The exhibition Real Feelings - Emotions and Technology at the Haus der elektronischen Künste (HeK) in Basel brings together installations of around twenty artists. The idea: to reconsider the notion of feeling in this ‘technological’ society of the spectacle.
Ed Fornieles, Test Studies, 2017.
In the 20th century, the film industry largely monopolized the representation of human feelings, whereas in the 21st century, the video game industry engages our emotions through participation. At least that is what Ed Fornieles is trying to demonstrate with his video installation Test Studies in which three-dimensional simulations of a role-playing game are juxtaposed with the emotional comments of those who experience it. In 2017, the young woman speaking to the camera about one of the apocalyptic scenarios imagined by the British artist explains: "As the sick people started to pile up and the emergency hospitals couldn’t take it anymore, the panic started to set in. And as people started to get really sick and die, I think that was the point it hit home: Hey this is not just a normal kind of flue that is going to come and pass over”. Strangely premonitory. In 2020, when we are obliged to wear a mask at the rare artistic and cultural events that have not been cancelled, such as Art Basel, the player's words resonate differently in our minds. In this international pandemic that continues to frighten us, emotions about a simulated epidemic have become widespread.
Cécile B. Evans, How happy a Thing can be, 2014.
The three-dimensional aesthetics of video games can also be found in the film sequence How happy a Thing can be by Cécile B. Evans. Here, everyday objects - a pair of scissors, a comb and a screwdriver - are literally animated by emotions: the scissors’ dance in the middle of a wasteland is strikingly virtuosic. The strangeness of the situation inevitably summons up surrealist painting, although we can go back to the writings of Alphonse de Lamartine: "Inanimate objects, do you therefore have a soul attached to our soul and the strength to love?” Today, it is innovation companies that are trying to give life to the smallest of objects in our environment by connecting them to each other so that they can be given, at last, some ‘intelligence’, if not relative autonomy.
Maija Tammi, One of Them Is a Human, 2017.
Finnish artist Maija Maija Tammi the research laboratories of Japanese professor Hiroshi Ishiguro, whose anthropomorphic robots are well known. The result is a series of four photographs whose title, One of Them Is a Human, engages the public in detecting the human from the non-human. What is disturbing is that these are not computed images, but photographic snapshots. And it must be acknowledged that the distinction is difficult to make. A difficulty that is not likely to comfort us in our idea of our specificities in relation to robots. As the four faces are equally inexpressive, it is the lack of emotion in the human being surrounded by machines that is intriguing here. Fiction having accustomed us to consider the evolution of robots in our company, it is now time to consider the changes in our behaviour when we are surrounded by machines.
Troika, Terminal Beach, 2020.
The lack of emotion, from now on, would no longer be reserved for robots who excel in this matter to the point that they could take over from us when we are in the grip of remorse in our relentless pursuit of destroying the planet.

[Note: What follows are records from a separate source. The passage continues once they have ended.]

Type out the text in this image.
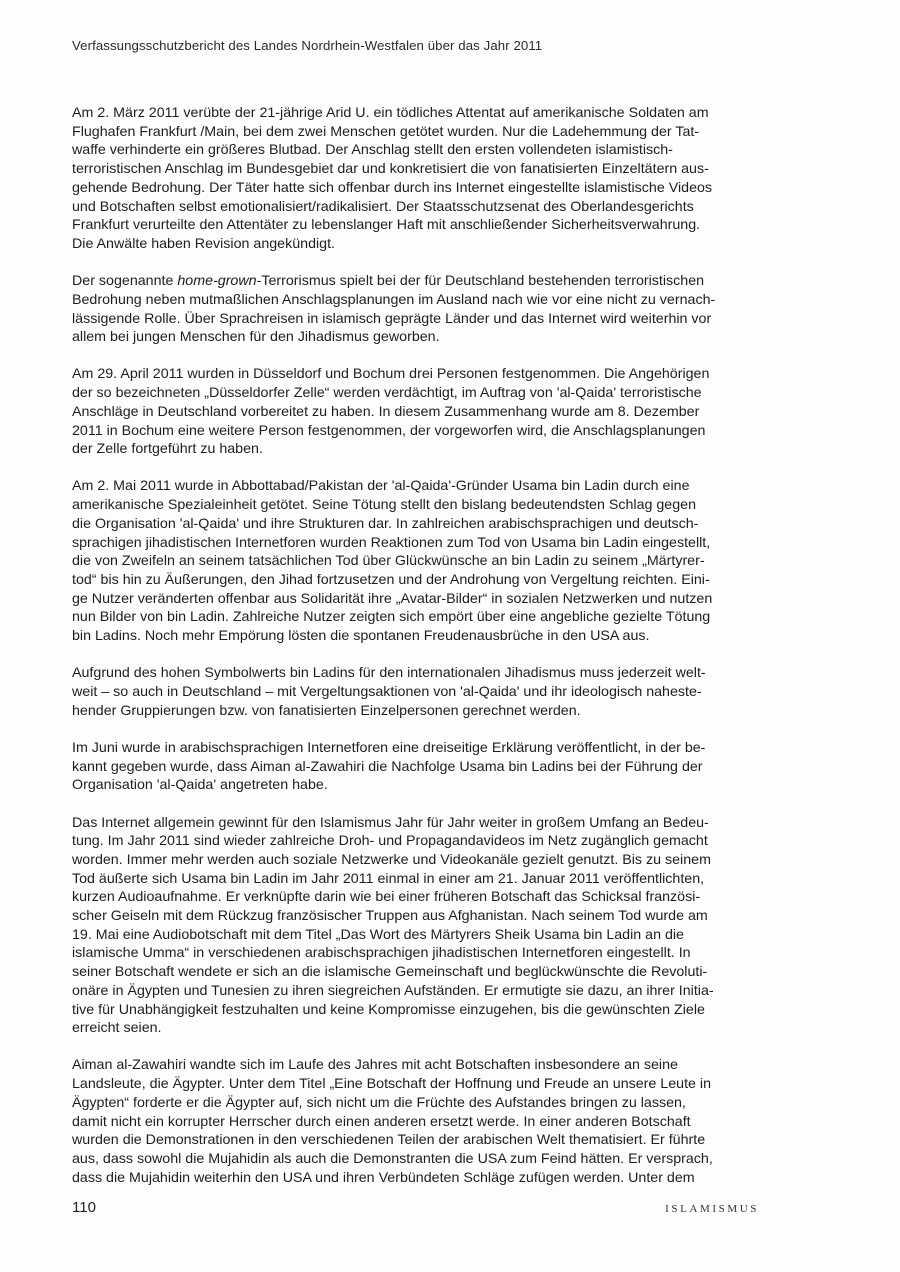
Verfassungsschutzbericht des Landes Nordrhein-Westfalen über das Jahr 2011

Am 2. März 2011 verübte der 21-jährige Arid U. ein tödliches Attentat auf amerikanische Soldaten am
Flughafen Frankfurt /Main, bei dem zwei Menschen getötet wurden. Nur die Ladehemmung der Tat-
waffe verhinderte ein größeres Blutbad. Der Anschlag stellt den ersten vollendeten islamistisch-
terroristischen Anschlag im Bundesgebiet dar und konkretisiert die von fanatisierten Einzeltätern aus-
gehende Bedrohung. Der Täter hatte sich offenbar durch ins Internet eingestellte islamistische Videos
und Botschaften selbst emotionalisiert/radikalisiert. Der Staatsschutzsenat des Oberlandesgerichts
Frankfurt verurteilte den Attentäter zu lebenslanger Haft mit anschließender Sicherheitsverwahrung.
Die Anwälte haben Revision angekündigt.

Der sogenannte home-grown-Terrorismus spielt bei der für Deutschland bestehenden terroristischen
Bedrohung neben mutmaßlichen Anschlagsplanungen im Ausland nach wie vor eine nicht zu vernach-
lässigende Rolle. Über Sprachreisen in islamisch geprägte Länder und das Internet wird weiterhin vor
allem bei jungen Menschen für den Jihadismus geworben.

Am 29. April 2011 wurden in Düsseldorf und Bochum drei Personen festgenommen. Die Angehörigen
der so bezeichneten „Düsseldorfer Zelle“ werden verdächtigt, im Auftrag von 'al-Qaida' terroristische
Anschläge in Deutschland vorbereitet zu haben. In diesem Zusammenhang wurde am 8. Dezember
2011 in Bochum eine weitere Person festgenommen, der vorgeworfen wird, die Anschlagsplanungen
der Zelle fortgeführt zu haben.

Am 2. Mai 2011 wurde in Abbottabad/Pakistan der 'al-Qaida'-Gründer Usama bin Ladin durch eine
amerikanische Spezialeinheit getötet. Seine Tötung stellt den bislang bedeutendsten Schlag gegen
die Organisation 'al-Qaida' und ihre Strukturen dar. In zahlreichen arabischsprachigen und deutsch-
sprachigen jihadistischen Internetforen wurden Reaktionen zum Tod von Usama bin Ladin eingestellt,
die von Zweifeln an seinem tatsächlichen Tod über Glückwünsche an bin Ladin zu seinem „Märtyrer-
tod“ bis hin zu Äußerungen, den Jihad fortzusetzen und der Androhung von Vergeltung reichten. Eini-
ge Nutzer veränderten offenbar aus Solidarität ihre „Avatar-Bilder“ in sozialen Netzwerken und nutzen
nun Bilder von bin Ladin. Zahlreiche Nutzer zeigten sich empört über eine angebliche gezielte Tötung
bin Ladins. Noch mehr Empörung lösten die spontanen Freudenausbrüche in den USA aus.

Aufgrund des hohen Symbolwerts bin Ladins für den internationalen Jihadismus muss jederzeit welt-
weit – so auch in Deutschland – mit Vergeltungsaktionen von 'al-Qaida' und ihr ideologisch naheste-
hender Gruppierungen bzw. von fanatisierten Einzelpersonen gerechnet werden.

Im Juni wurde in arabischsprachigen Internetforen eine dreiseitige Erklärung veröffentlicht, in der be-
kannt gegeben wurde, dass Aiman al-Zawahiri die Nachfolge Usama bin Ladins bei der Führung der
Organisation 'al-Qaida' angetreten habe.

Das Internet allgemein gewinnt für den Islamismus Jahr für Jahr weiter in großem Umfang an Bedeu-
tung. Im Jahr 2011 sind wieder zahlreiche Droh- und Propagandavideos im Netz zugänglich gemacht
worden. Immer mehr werden auch soziale Netzwerke und Videokanäle gezielt genutzt. Bis zu seinem
Tod äußerte sich Usama bin Ladin im Jahr 2011 einmal in einer am 21. Januar 2011 veröffentlichten,
kurzen Audioaufnahme. Er verknüpfte darin wie bei einer früheren Botschaft das Schicksal französi-
scher Geiseln mit dem Rückzug französischer Truppen aus Afghanistan. Nach seinem Tod wurde am
19. Mai eine Audiobotschaft mit dem Titel „Das Wort des Märtyrers Sheik Usama bin Ladin an die
islamische Umma“ in verschiedenen arabischsprachigen jihadistischen Internetforen eingestellt. In
seiner Botschaft wendete er sich an die islamische Gemeinschaft und beglückwünschte die Revoluti-
onäre in Ägypten und Tunesien zu ihren siegreichen Aufständen. Er ermutigte sie dazu, an ihrer Initia-
tive für Unabhängigkeit festzuhalten und keine Kompromisse einzugehen, bis die gewünschten Ziele
erreicht seien.

Aiman al-Zawahiri wandte sich im Laufe des Jahres mit acht Botschaften insbesondere an seine
Landsleute, die Ägypter. Unter dem Titel „Eine Botschaft der Hoffnung und Freude an unsere Leute in
Ägypten“ forderte er die Ägypter auf, sich nicht um die Früchte des Aufstandes bringen zu lassen,
damit nicht ein korrupter Herrscher durch einen anderen ersetzt werde. In einer anderen Botschaft
wurden die Demonstrationen in den verschiedenen Teilen der arabischen Welt thematisiert. Er führte
aus, dass sowohl die Mujahidin als auch die Demonstranten die USA zum Feind hätten. Er versprach,
dass die Mujahidin weiterhin den USA und ihren Verbündeten Schläge zufügen werden. Unter dem

110	ISLAMISMUS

This is the starting premise of the animated work Terminal Beach by the London collective Troika. When there is only one tree left on earth, an industrial robot so well trained by humans to cut trees, would try to cut it down. Note that the powerful robotic arm is clad in fur, evoking the human in its ancestral animality. When the despair of scientists is great, the cynicism of artists is absolute. Although the message of this disaster scenario is such as to encourage us to reconsider the possible consequences of our collective inaction.

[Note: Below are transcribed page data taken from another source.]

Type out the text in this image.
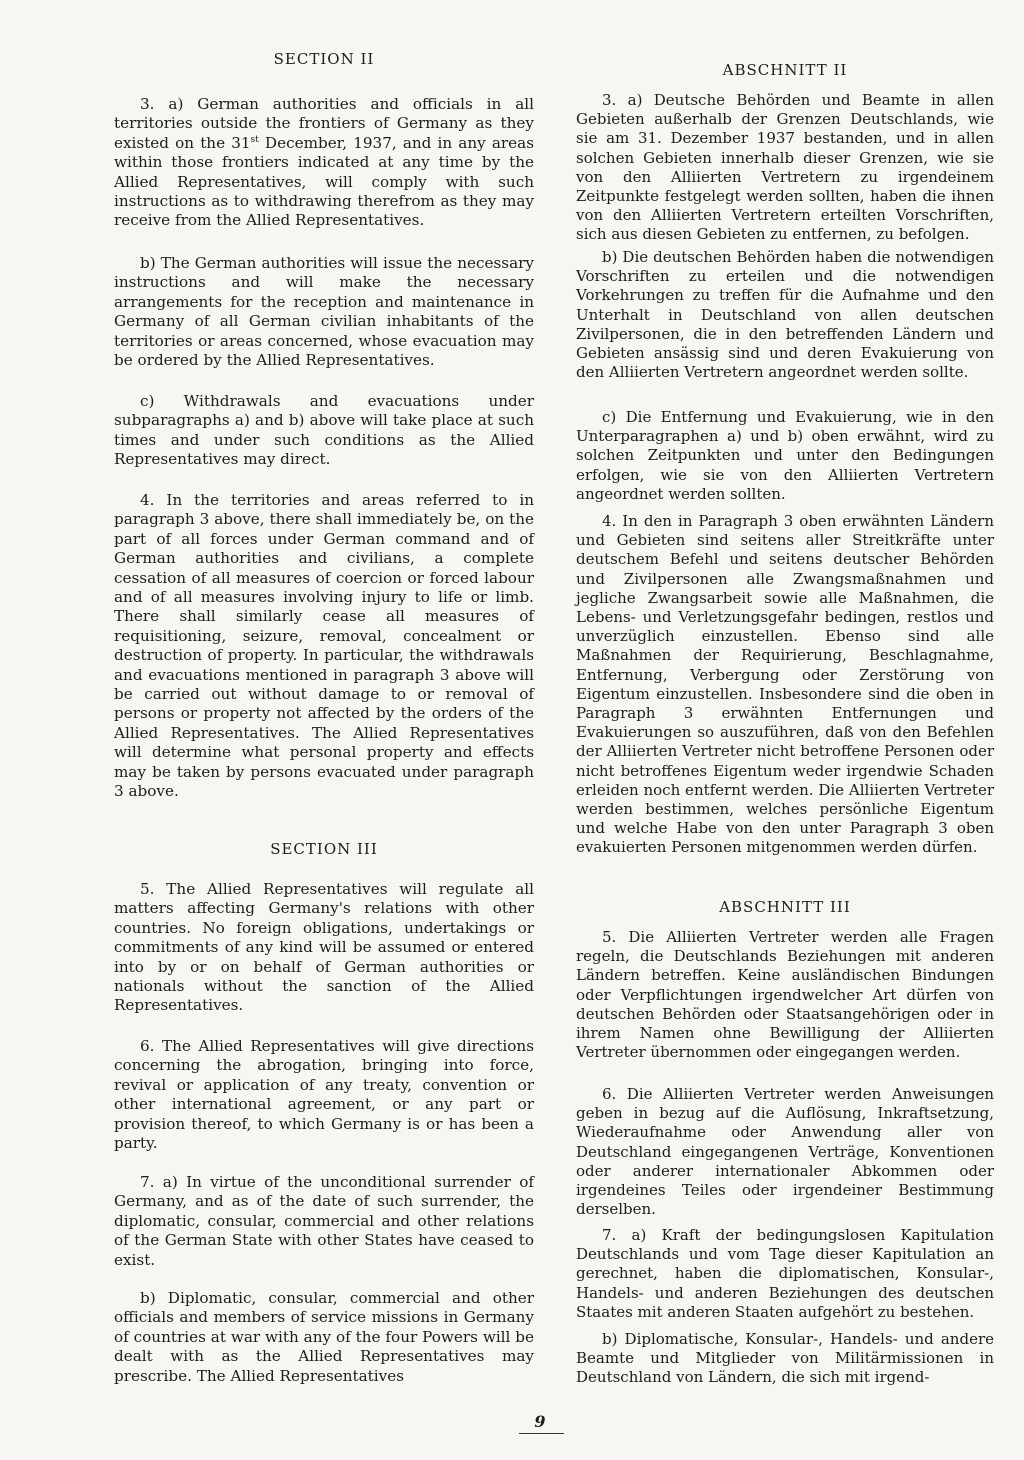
SECTION II

3. a) German authorities and officials in all territories outside the frontiers of Germany as they existed on the 31st December, 1937, and in any areas within those frontiers indicated at any time by the Allied Representatives, will comply with such instructions as to withdrawing therefrom as they may receive from the Allied Representatives.

b) The German authorities will issue the necessary instructions and will make the necessary arrangements for the reception and maintenance in Germany of all German civilian inhabitants of the territories or areas concerned, whose evacuation may be ordered by the Allied Representatives.

c) Withdrawals and evacuations under subparagraphs a) and b) above will take place at such times and under such conditions as the Allied Representatives may direct.

4. In the territories and areas referred to in paragraph 3 above, there shall immediately be, on the part of all forces under German command and of German authorities and civilians, a complete cessation of all measures of coercion or forced labour and of all measures involving injury to life or limb. There shall similarly cease all measures of requisitioning, seizure, removal, concealment or destruction of property. In particular, the withdrawals and evacuations mentioned in paragraph 3 above will be carried out without damage to or removal of persons or property not affected by the orders of the Allied Representatives. The Allied Representatives will determine what personal property and effects may be taken by persons evacuated under paragraph 3 above.

SECTION III

5. The Allied Representatives will regulate all matters affecting Germany's relations with other countries. No foreign obligations, undertakings or commitments of any kind will be assumed or entered into by or on behalf of German authorities or nationals without the sanction of the Allied Representatives.

6. The Allied Representatives will give directions concerning the abrogation, bringing into force, revival or application of any treaty, convention or other international agreement, or any part or provision thereof, to which Germany is or has been a party.

7. a) In virtue of the unconditional surrender of Germany, and as of the date of such surrender, the diplomatic, consular, commercial and other relations of the German State with other States have ceased to exist.

b) Diplomatic, consular, commercial and other officials and members of service missions in Germany of countries at war with any of the four Powers will be dealt with as the Allied Representatives may prescribe. The Allied Representatives

ABSCHNITT II

3. a) Deutsche Behörden und Beamte in allen Gebieten außerhalb der Grenzen Deutschlands, wie sie am 31. Dezember 1937 bestanden, und in allen solchen Gebieten innerhalb dieser Grenzen, wie sie von den Alliierten Vertretern zu irgendeinem Zeitpunkte festgelegt werden sollten, haben die ihnen von den Alliierten Vertretern erteilten Vorschriften, sich aus diesen Gebieten zu entfernen, zu befolgen.

b) Die deutschen Behörden haben die notwendigen Vorschriften zu erteilen und die notwendigen Vorkehrungen zu treffen für die Aufnahme und den Unterhalt in Deutschland von allen deutschen Zivilpersonen, die in den betreffenden Ländern und Gebieten ansässig sind und deren Evakuierung von den Alliierten Vertretern angeordnet werden sollte.

c) Die Entfernung und Evakuierung, wie in den Unterparagraphen a) und b) oben erwähnt, wird zu solchen Zeitpunkten und unter den Bedingungen erfolgen, wie sie von den Alliierten Vertretern angeordnet werden sollten.

4. In den in Paragraph 3 oben erwähnten Ländern und Gebieten sind seitens aller Streitkräfte unter deutschem Befehl und seitens deutscher Behörden und Zivilpersonen alle Zwangsmaßnahmen und jegliche Zwangsarbeit sowie alle Maßnahmen, die Lebens- und Verletzungsgefahr bedingen, restlos und unverzüglich einzustellen. Ebenso sind alle Maßnahmen der Requirierung, Beschlagnahme, Entfernung, Verbergung oder Zerstörung von Eigentum einzustellen. Insbesondere sind die oben in Paragraph 3 erwähnten Entfernungen und Evakuierungen so auszuführen, daß von den Befehlen der Alliierten Vertreter nicht betroffene Personen oder nicht betroffenes Eigentum weder irgendwie Schaden erleiden noch entfernt werden. Die Alliierten Vertreter werden bestimmen, welches persönliche Eigentum und welche Habe von den unter Paragraph 3 oben evakuierten Personen mitgenommen werden dürfen.

ABSCHNITT III

5. Die Alliierten Vertreter werden alle Fragen regeln, die Deutschlands Beziehungen mit anderen Ländern betreffen. Keine ausländischen Bindungen oder Verpflichtungen irgendwelcher Art dürfen von deutschen Behörden oder Staatsangehörigen oder in ihrem Namen ohne Bewilligung der Alliierten Vertreter übernommen oder eingegangen werden.

6. Die Alliierten Vertreter werden Anweisungen geben in bezug auf die Auflösung, Inkraftsetzung, Wiederaufnahme oder Anwendung aller von Deutschland eingegangenen Verträge, Konventionen oder anderer internationaler Abkommen oder irgendeines Teiles oder irgendeiner Bestimmung derselben.

7. a) Kraft der bedingungslosen Kapitulation Deutschlands und vom Tage dieser Kapitulation an gerechnet, haben die diplomatischen, Konsular-, Handels- und anderen Beziehungen des deutschen Staates mit anderen Staaten aufgehört zu bestehen.

b) Diplomatische, Konsular-, Handels- und andere Beamte und Mitglieder von Militärmissionen in Deutschland von Ländern, die sich mit irgend-

9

Dani Ploeger, The Grass Smells So Sweet, 2018.
As the three curators of this exhibition, Sabine Himmelsbach, Ariane Koek and Angelique Spaninks, point out, "emotions are the core of human experience", but they only consider them through the filter of technology that contaminate them to the extreme. Dani Ploeger proposes an extreme experience with his virtual reality apparatus The Grass Smells So Sweet. At first glance, this is a conceptual work considering that the grass is no greener in his world than it is on the ground of his installation. At most, we are deprived of a body that we will have to part with one day. But suddenly something happens that the public could have anticipated on reading the testimonies collected by the artist. For they come from people who have survived being shot in the head. Which again brings us back to the cinema and video games, where this type of action inevitably triggers adrenaline rushes. All the creations in this exhibition invite us to consider emotions when they are in close proximity to the technology that either represent or control them.